The paper tackles the instability of in-context learning in language models by proposing a clustering method based on vocabulary-defined semantics, which improves performance by 3%-49% on average and reduces computation time by half.
In-context learning enables language models (LM) to adapt to downstream data or tasks by incorporating few samples as demonstrations within the prompts. It offers strong performance without the expense of fine-tuning. However, the performance of in-context learning can be unstable depending on the quality, format, or order of demonstrations, which in turn exacerbates the difficulty of optimization. Prior work, such as Knn Prompting, index samples based on the similarities of logits at the output-side, in addition to the regular retrieval operation at the input-side. They improve in-context learning by leveraging the core ability of next-token prediction, rather than relying solely on the emergent capacity to make analogies.
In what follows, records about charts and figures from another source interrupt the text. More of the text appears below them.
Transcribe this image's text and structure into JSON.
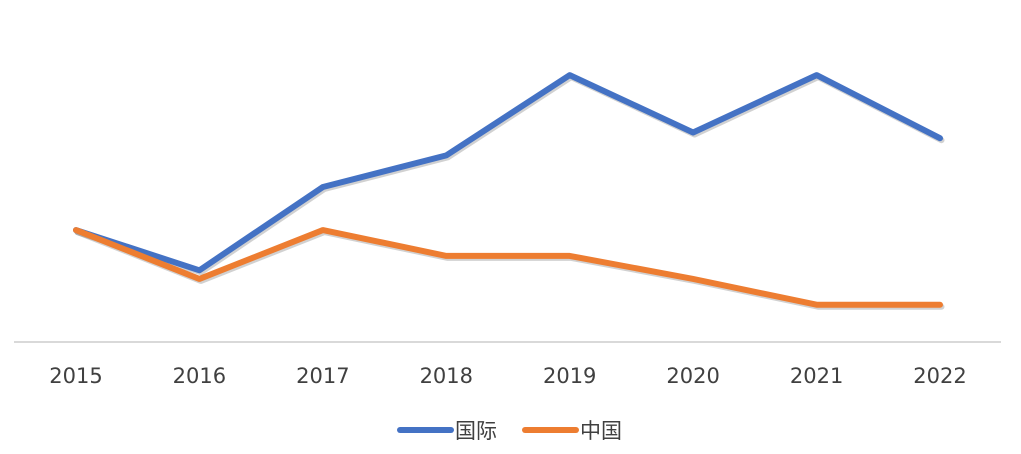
{
  "chart_data": {
    "type": "line",
    "categories": [
      "2015",
      "2016",
      "2017",
      "2018",
      "2019",
      "2020",
      "2021",
      "2022"
    ],
    "series": [
      {
        "name": "国际",
        "color": "#4472C4",
        "values": [
          39,
          25,
          54,
          65,
          93,
          73,
          93,
          71
        ]
      },
      {
        "name": "中国",
        "color": "#ED7D31",
        "values": [
          39,
          22,
          39,
          30,
          30,
          22,
          13,
          13
        ]
      }
    ],
    "ylim": [
      0,
      100
    ],
    "grid": false,
    "legend": "bottom",
    "y_axis_visible": false
  }
}
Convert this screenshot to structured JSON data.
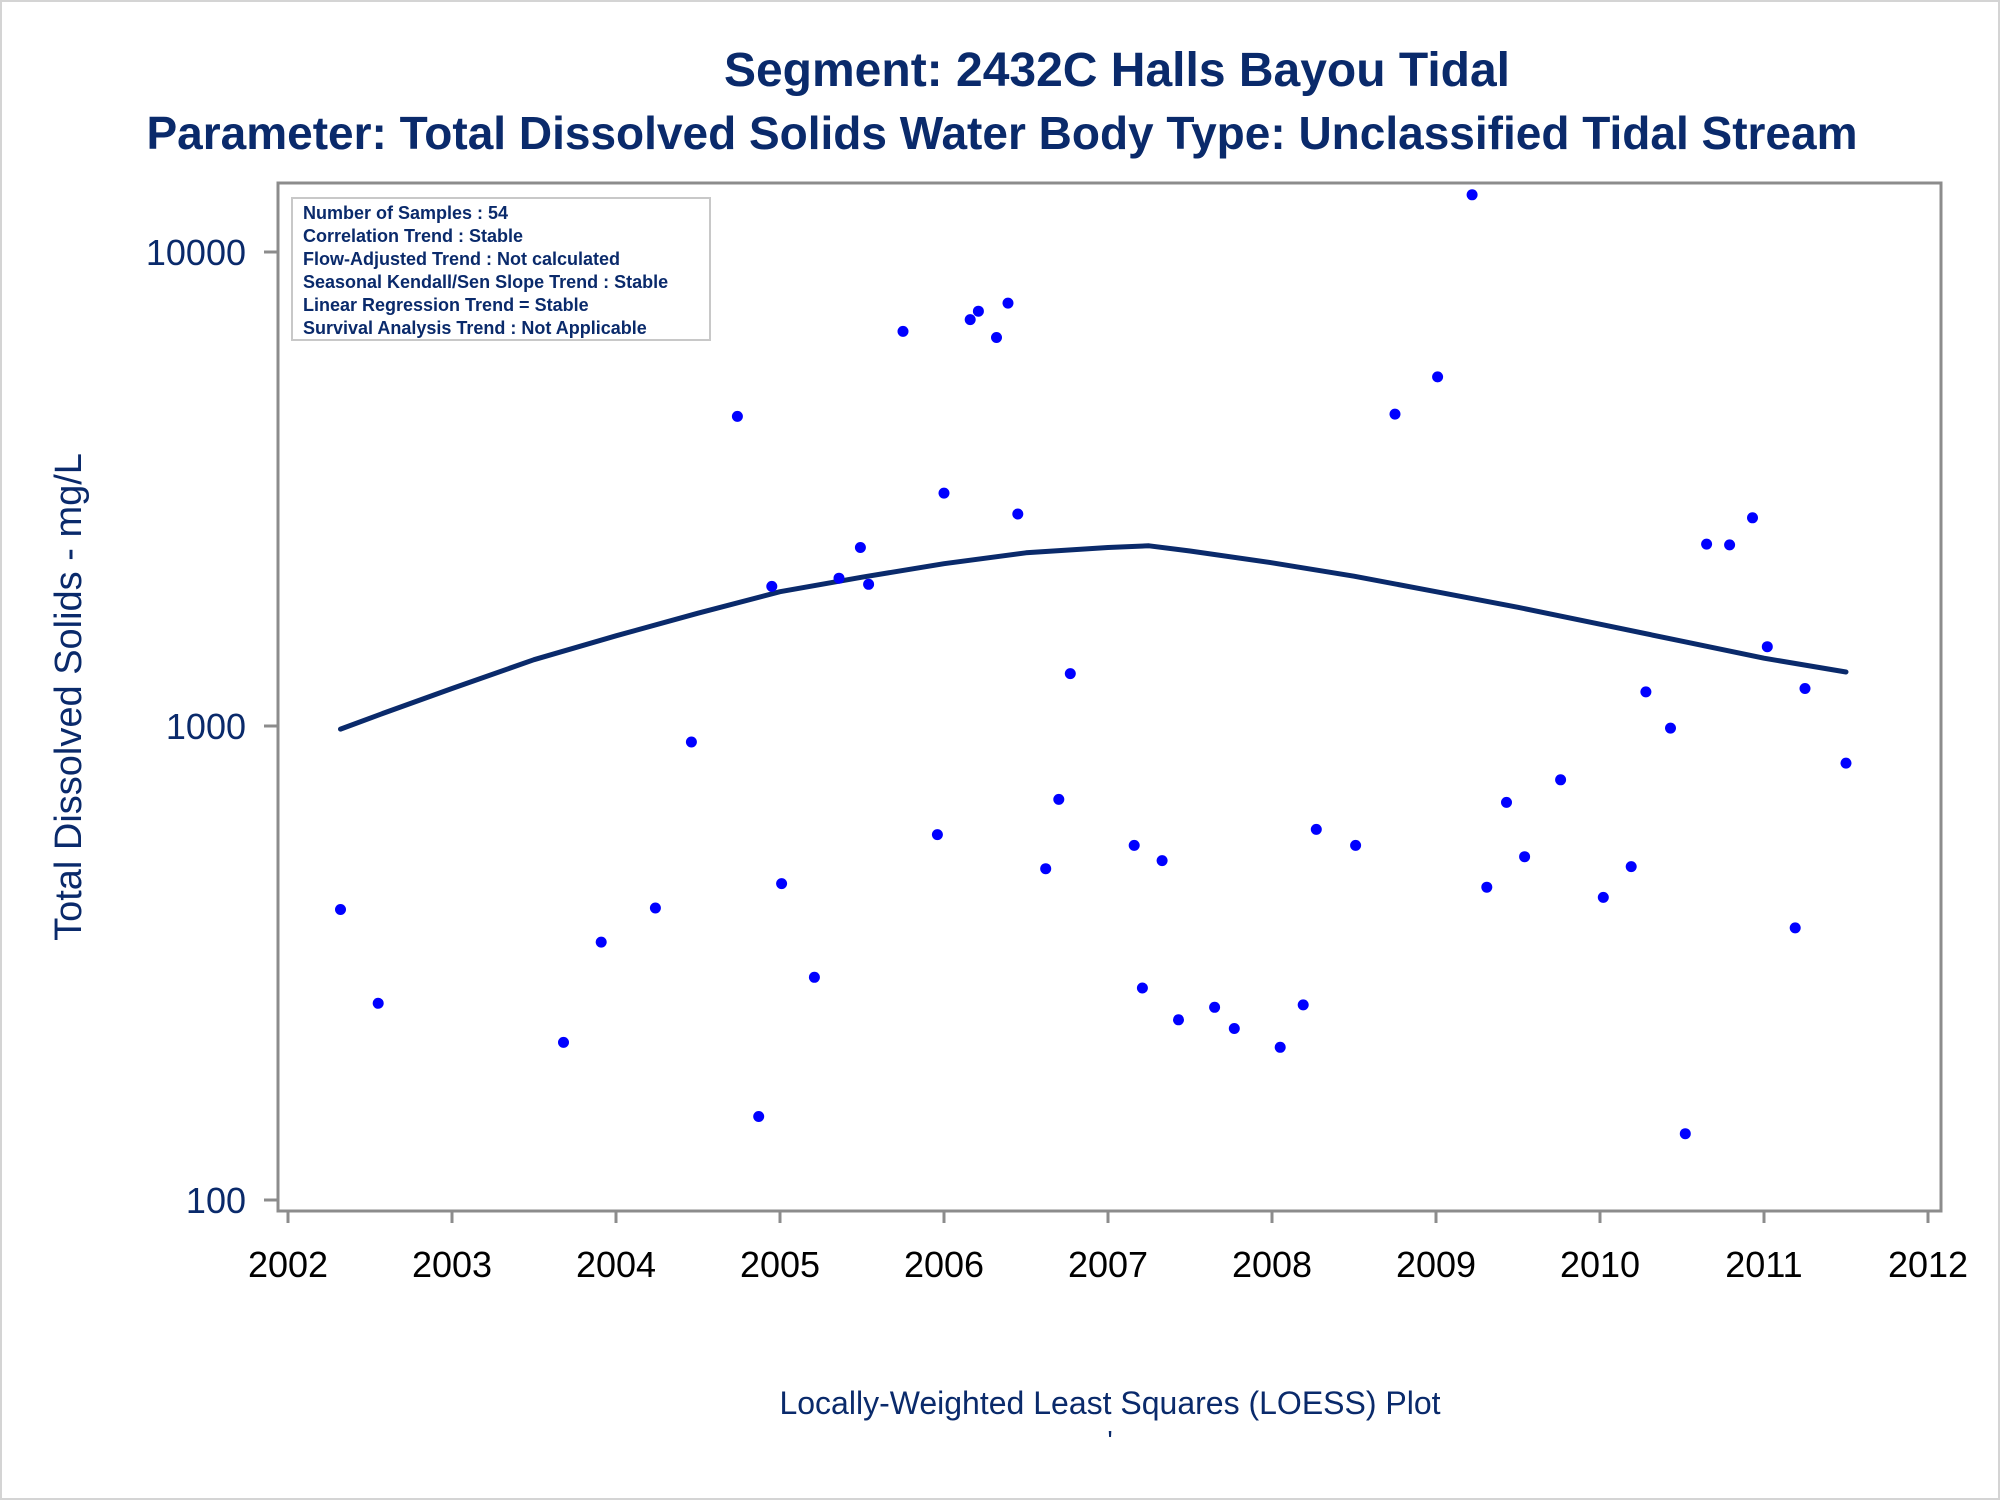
{
  "chart_data": {
    "type": "scatter",
    "title": "Segment: 2432C  Halls Bayou Tidal",
    "subtitle": "Parameter: Total Dissolved Solids   Water Body Type: Unclassified Tidal Stream",
    "xlabel": "Locally-Weighted Least Squares (LOESS) Plot",
    "footnote": "'",
    "ylabel": "Total Dissolved Solids - mg/L",
    "yscale": "log",
    "xlim": [
      2002,
      2012
    ],
    "ylim": [
      100,
      13500
    ],
    "x_ticks": [
      "2002",
      "2003",
      "2004",
      "2005",
      "2006",
      "2007",
      "2008",
      "2009",
      "2010",
      "2011",
      "2012"
    ],
    "y_ticks": [
      "100",
      "1000",
      "10000"
    ],
    "grid": false,
    "info_box": {
      "placement": "top-left",
      "lines": [
        "Number of Samples : 54",
        "Correlation Trend : Stable",
        "Flow-Adjusted Trend : Not calculated",
        "Seasonal Kendall/Sen Slope Trend : Stable",
        "Linear Regression Trend = Stable",
        "Survival Analysis Trend : Not Applicable"
      ]
    },
    "colors": {
      "points": "#0000ff",
      "loess": "#0a2a6b",
      "text": "#0a2a6b",
      "axis": "#8c8c8c"
    },
    "series": [
      {
        "type": "scatter",
        "points": [
          [
            2002.32,
            410
          ],
          [
            2002.55,
            260
          ],
          [
            2003.68,
            215
          ],
          [
            2003.91,
            350
          ],
          [
            2004.24,
            413
          ],
          [
            2004.46,
            925
          ],
          [
            2004.74,
            4500
          ],
          [
            2004.87,
            150
          ],
          [
            2004.95,
            1970
          ],
          [
            2005.01,
            465
          ],
          [
            2005.21,
            295
          ],
          [
            2005.36,
            2050
          ],
          [
            2005.49,
            2380
          ],
          [
            2005.54,
            1990
          ],
          [
            2005.75,
            6800
          ],
          [
            2005.96,
            590
          ],
          [
            2006.0,
            3100
          ],
          [
            2006.16,
            7200
          ],
          [
            2006.21,
            7500
          ],
          [
            2006.32,
            6600
          ],
          [
            2006.39,
            7800
          ],
          [
            2006.45,
            2800
          ],
          [
            2006.62,
            500
          ],
          [
            2006.7,
            700
          ],
          [
            2006.77,
            1290
          ],
          [
            2007.16,
            560
          ],
          [
            2007.21,
            280
          ],
          [
            2007.33,
            520
          ],
          [
            2007.43,
            240
          ],
          [
            2007.65,
            255
          ],
          [
            2007.77,
            230
          ],
          [
            2008.05,
            210
          ],
          [
            2008.19,
            258
          ],
          [
            2008.27,
            605
          ],
          [
            2008.51,
            560
          ],
          [
            2008.75,
            4550
          ],
          [
            2009.01,
            5450
          ],
          [
            2009.22,
            13200
          ],
          [
            2009.31,
            457
          ],
          [
            2009.43,
            690
          ],
          [
            2009.54,
            530
          ],
          [
            2009.76,
            770
          ],
          [
            2010.02,
            435
          ],
          [
            2010.19,
            505
          ],
          [
            2010.28,
            1180
          ],
          [
            2010.43,
            990
          ],
          [
            2010.52,
            138
          ],
          [
            2010.65,
            2420
          ],
          [
            2010.79,
            2410
          ],
          [
            2010.93,
            2750
          ],
          [
            2011.02,
            1470
          ],
          [
            2011.19,
            375
          ],
          [
            2011.25,
            1200
          ],
          [
            2011.5,
            835
          ]
        ]
      },
      {
        "type": "line",
        "points": [
          [
            2002.32,
            985
          ],
          [
            2002.6,
            1070
          ],
          [
            2003.0,
            1200
          ],
          [
            2003.5,
            1380
          ],
          [
            2004.0,
            1550
          ],
          [
            2004.5,
            1730
          ],
          [
            2005.0,
            1920
          ],
          [
            2005.5,
            2060
          ],
          [
            2006.0,
            2200
          ],
          [
            2006.5,
            2320
          ],
          [
            2007.0,
            2380
          ],
          [
            2007.25,
            2400
          ],
          [
            2007.5,
            2340
          ],
          [
            2008.0,
            2210
          ],
          [
            2008.5,
            2070
          ],
          [
            2009.0,
            1920
          ],
          [
            2009.5,
            1780
          ],
          [
            2010.0,
            1640
          ],
          [
            2010.5,
            1510
          ],
          [
            2011.0,
            1390
          ],
          [
            2011.5,
            1300
          ]
        ]
      }
    ]
  }
}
Despite this, the hard-to-optimize issue of in-context learning still exists. In our view, it stems from the process of selecting demonstrations. To address this, we propose complementing in-context learning with an additional clustering operation. We propose a novel approach "vocabulary-defined semantics". Grounded in LM vocabulary, which is the label space of model outputs, the proposed approach computes semantically equivalent latent representations for output labels. Then, taking the representations as centroids, a clustering operation is performed to align the semantic properties between the language model and the downstream data/tasks. Based on extensive experiments across diverse textual understanding datasets and multiple models, our approach outperforms the state-of-the-art in terms of effectiveness and efficiency. On average, it achieves $3\%-49\%$ improvements while requiring only half of the computation time.